Missing Chldren
Page 20
“What do you need me for?”
He looked at me and, satisfied, said, “Lorne, I’m pleased to see you’re your old self. I believe we’re still a step ahead of Homicide — another reason I shouldn’t have waited. But I need someone, and I won’t risk Frank Thu’s career again. You knew Bob Browne. He liked you. I’m expecting this could get ugly and I’m gonna need everything you know, even if you don’t know you know it.”
“Perfectly clear.” I looked at his profile. He was…glinting. He was using me, all right, to make Homicide, which he would. If he wanted to, Kevin Beldon could one day own the police.

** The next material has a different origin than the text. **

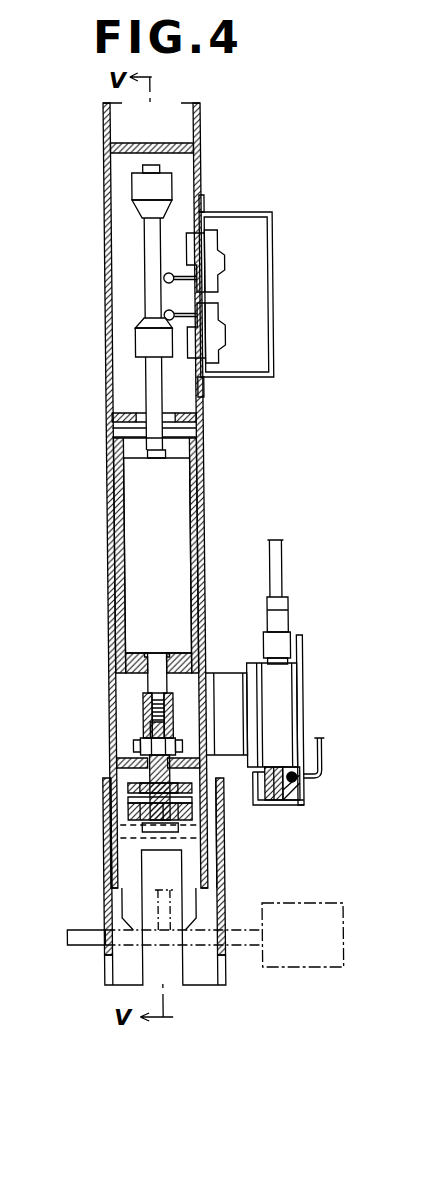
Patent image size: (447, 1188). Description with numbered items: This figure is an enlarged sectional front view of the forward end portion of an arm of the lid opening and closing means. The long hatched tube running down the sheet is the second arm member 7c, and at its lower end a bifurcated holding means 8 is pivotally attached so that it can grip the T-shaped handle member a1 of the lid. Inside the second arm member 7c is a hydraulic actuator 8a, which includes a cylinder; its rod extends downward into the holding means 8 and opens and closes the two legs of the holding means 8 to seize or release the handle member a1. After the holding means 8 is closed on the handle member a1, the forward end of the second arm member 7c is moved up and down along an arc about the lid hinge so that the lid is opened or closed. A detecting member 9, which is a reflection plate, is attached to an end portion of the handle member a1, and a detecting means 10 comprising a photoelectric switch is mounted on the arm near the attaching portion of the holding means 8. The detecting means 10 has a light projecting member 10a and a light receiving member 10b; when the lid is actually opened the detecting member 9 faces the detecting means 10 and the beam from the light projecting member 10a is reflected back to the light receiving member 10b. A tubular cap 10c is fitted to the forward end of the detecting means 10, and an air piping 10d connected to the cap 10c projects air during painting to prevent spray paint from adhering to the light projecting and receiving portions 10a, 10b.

He opened his window farther and flicked out the cigar butt, took the cherry off the dash and fixed it to the roof. He didn’t hit the siren but we sped up as he shifted into the bus lane on the right. Off the Queensway at King Edward and down into Lowertown, he made that big old boat perform. He slowed to read the house numbers and pulled up at a dilapidated complex on St. Patrick’s Street.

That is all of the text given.